Jeffy is an ineffectual and terminally bland private security officer (a.k.a. just some guy in a neon vest) who is hired to guard the door of the police station after a string of break-ins. The embarrassing fact that the police have to hire somebody else to protect their own precinct isn't lost on the other officers. That embarrassment is highlighted to a comical degree by just how unimposing Jeffy actually is. Nobody believes Jeffy could protect the police station from anything, and it only highlights how absurdly incompetent the Reno Sheriff's Department officers actually are.

Jeffy only makes a few appearances throughout season 7, but that's really all the show needs to let this new character bring a sense of freshness to the revival. He's like a subtle ingredient in a dish that that improves the overall flavor.

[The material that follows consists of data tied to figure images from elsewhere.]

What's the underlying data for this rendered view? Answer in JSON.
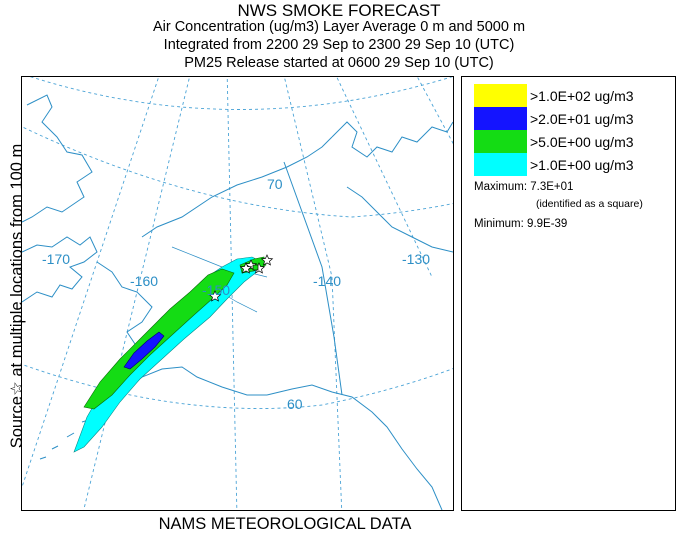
{
  "header": {
    "title": "NWS SMOKE FORECAST",
    "line2": "Air Concentration (ug/m3) Layer Average    0 m and  5000 m",
    "line3": "Integrated from 2200 29 Sep to 2300 29 Sep 10 (UTC)",
    "line4": "PM25 Release started at 0600 29 Sep 10 (UTC)"
  },
  "side_label": "Source☆  at multiple locations  from  100 m",
  "footer": "NAMS METEOROLOGICAL DATA",
  "map": {
    "longitude_labels": [
      "-170",
      "-160",
      "-150",
      "-140",
      "-130"
    ],
    "latitude_labels": [
      "70",
      "60"
    ],
    "colors": {
      "coast": "#2d8fc6",
      "grid": "#4aa3d6",
      "label": "#2d8fc6",
      "above_100": "#ffff00",
      "above_20": "#1414ff",
      "above_5": "#14dc14",
      "above_1": "#00ffff"
    }
  },
  "legend": {
    "items": [
      {
        "label": ">1.0E+02 ug/m3",
        "color": "#ffff00"
      },
      {
        "label": ">2.0E+01 ug/m3",
        "color": "#1414ff"
      },
      {
        "label": ">5.0E+00 ug/m3",
        "color": "#14dc14"
      },
      {
        "label": ">1.0E+00 ug/m3",
        "color": "#00ffff"
      }
    ],
    "maximum_label": "Maximum:",
    "maximum_value": "7.3E+01",
    "maximum_note": "(identified as a square)",
    "minimum_label": "Minimum:",
    "minimum_value": "9.9E-39"
  }
}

The Truckee River Killer has been with us since the beginning

Other than our core crew of officers, there aren't very many other people who have had much longevity on Reno 911! For the most part, even the most beloved side characters really only appear in a handful of episodes, and don't have a clear storyline that carries on throughout the seasons. However, that isn't true of Craig Pullin (Kyle Dunnigan), a.k.a. Mr. Trudy Wiegel, a.k.a. the Truckee River Killer.

Craig is introduced in the first season as a love interest of Wiegel's. In many ways, the two are a perfect match, as Craig is also painfully socially awkward. It's not long before the other officers realize that her new boyfriend matches the description of an active serial killer. Ultimately, Craig is apprehended and given the death penalty for his crimes. Just before he's set to be executed, he and Wiegel get married through the glass of the chamber in which he's prepared for lethal injection.

Even after Craig is executed, he continues to make appearances on the show. In season 7, Wiegel goes to one of his crime scenes, where she meets him in spectral form. During their chat, he awkwardly informs her that, in the future, she'll try to cut her own bangs, but it won't go well. In the scene, like every scene he's in prior, Dunnigan brings all of Craig's peculiarities to life in a way that feels specific and special.

Reno 911! is an ensemble, and it's hard to call out any individual character over another. However, these particular oddballs add a little something extra to the show, even if they don't always get the love they deserve.